School of Information Science and Technology, Hangzhou Normal University, Hangzhou 311121, China.
Quanzhou Institute of Equipment Manufacturing, Haixi Institutes, Chinese Academy of Sciences, Quanzhou 362000, China.
Sensors (Basel). 2023 Apr 10;23(8):3869. doi: 10.3390/s23083869.

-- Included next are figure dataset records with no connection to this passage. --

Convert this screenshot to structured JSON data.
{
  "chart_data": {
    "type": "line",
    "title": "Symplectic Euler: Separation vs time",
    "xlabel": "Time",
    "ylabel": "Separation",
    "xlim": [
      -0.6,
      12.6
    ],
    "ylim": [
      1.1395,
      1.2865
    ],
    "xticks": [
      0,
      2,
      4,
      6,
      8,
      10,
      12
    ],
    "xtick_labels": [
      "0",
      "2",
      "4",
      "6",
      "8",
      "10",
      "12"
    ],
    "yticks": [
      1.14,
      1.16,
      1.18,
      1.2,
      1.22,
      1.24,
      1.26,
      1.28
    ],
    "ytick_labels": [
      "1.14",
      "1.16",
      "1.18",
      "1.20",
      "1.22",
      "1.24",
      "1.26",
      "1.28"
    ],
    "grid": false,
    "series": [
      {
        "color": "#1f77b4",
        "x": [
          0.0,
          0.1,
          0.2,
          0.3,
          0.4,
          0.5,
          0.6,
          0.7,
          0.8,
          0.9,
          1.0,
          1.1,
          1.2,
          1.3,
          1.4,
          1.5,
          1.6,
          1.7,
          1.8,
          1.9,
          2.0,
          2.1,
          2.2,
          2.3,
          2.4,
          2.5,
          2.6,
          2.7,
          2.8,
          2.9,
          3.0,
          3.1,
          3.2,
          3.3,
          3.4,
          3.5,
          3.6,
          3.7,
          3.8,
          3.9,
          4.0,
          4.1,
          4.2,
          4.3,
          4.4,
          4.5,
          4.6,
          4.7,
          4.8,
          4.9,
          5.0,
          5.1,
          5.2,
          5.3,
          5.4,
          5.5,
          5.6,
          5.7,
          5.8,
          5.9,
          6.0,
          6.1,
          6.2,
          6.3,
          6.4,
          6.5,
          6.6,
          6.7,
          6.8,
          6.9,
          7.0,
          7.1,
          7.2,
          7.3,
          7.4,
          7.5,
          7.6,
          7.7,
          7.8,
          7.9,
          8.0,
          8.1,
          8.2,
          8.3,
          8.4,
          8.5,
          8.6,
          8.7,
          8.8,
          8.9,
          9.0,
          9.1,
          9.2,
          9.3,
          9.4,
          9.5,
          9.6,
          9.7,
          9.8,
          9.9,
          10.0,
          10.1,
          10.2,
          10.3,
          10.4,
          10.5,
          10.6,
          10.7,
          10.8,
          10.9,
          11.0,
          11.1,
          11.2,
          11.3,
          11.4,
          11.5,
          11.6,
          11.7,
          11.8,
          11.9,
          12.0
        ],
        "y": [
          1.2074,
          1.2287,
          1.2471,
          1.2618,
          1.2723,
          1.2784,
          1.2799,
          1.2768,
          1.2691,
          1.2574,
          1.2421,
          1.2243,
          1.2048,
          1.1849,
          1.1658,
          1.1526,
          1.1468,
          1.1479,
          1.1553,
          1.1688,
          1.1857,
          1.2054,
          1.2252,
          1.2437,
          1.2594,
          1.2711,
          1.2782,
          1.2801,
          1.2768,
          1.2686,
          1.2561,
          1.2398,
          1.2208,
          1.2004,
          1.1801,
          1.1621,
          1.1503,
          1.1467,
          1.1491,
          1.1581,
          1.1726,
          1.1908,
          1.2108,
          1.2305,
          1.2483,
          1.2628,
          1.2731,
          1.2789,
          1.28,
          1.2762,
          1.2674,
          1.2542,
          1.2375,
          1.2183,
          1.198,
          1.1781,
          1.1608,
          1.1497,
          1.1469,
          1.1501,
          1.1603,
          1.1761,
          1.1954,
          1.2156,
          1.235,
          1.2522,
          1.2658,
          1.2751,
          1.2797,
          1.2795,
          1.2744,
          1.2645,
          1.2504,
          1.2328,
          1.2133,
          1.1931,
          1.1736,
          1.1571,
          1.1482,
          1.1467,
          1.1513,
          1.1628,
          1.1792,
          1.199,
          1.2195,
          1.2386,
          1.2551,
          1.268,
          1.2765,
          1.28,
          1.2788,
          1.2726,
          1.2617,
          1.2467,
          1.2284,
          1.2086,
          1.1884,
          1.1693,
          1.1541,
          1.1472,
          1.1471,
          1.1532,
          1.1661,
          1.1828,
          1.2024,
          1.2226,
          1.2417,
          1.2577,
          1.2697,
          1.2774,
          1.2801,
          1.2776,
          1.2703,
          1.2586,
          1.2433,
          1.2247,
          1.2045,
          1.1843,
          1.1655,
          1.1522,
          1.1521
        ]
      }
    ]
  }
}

There are some irregular and disordered noise points in large-scale point clouds, and the accuracy of existing large-scale point cloud classification methods still needs further improvement. This paper proposes a network named MFTR-Net, which considers the local point cloud's eigenvalue calculation. The eigenvalues of 3D point cloud data and the 2D eigenvalues of projected point clouds on different planes are calculated to express the local feature relationship between adjacent point clouds. A regular point cloud feature image is constructed and inputs into the designed convolutional neural network. The network adds TargetDrop to be more robust. The experimental result shows that our methods can learn more high-dimensional feature information, further improving point cloud classification, and our approach can achieve 98.0% accuracy with the Oakland 3D dataset.
大规模点云中存在一些不规则和无序的噪声点,现有的大规模点云分类方法的准确性仍有待进一步提高。本文提出了一种名为 MFTR-Net 的网络,该网络考虑了局部点云的特征值计算。计算 3D 点云数据的特征值和不同平面上投影点云的 2D 特征值,以表示相邻点云之间的局部特征关系。构建规则点云特征图像,并将其输入到设计的卷积神经网络中。该网络添加了 TargetDrop 以提高鲁棒性。实验结果表明,我们的方法可以学习更多的高维特征信息,进一步提高点云分类的准确性,我们的方法可以在 Oakland 3D 数据集上实现 98.0%的准确率。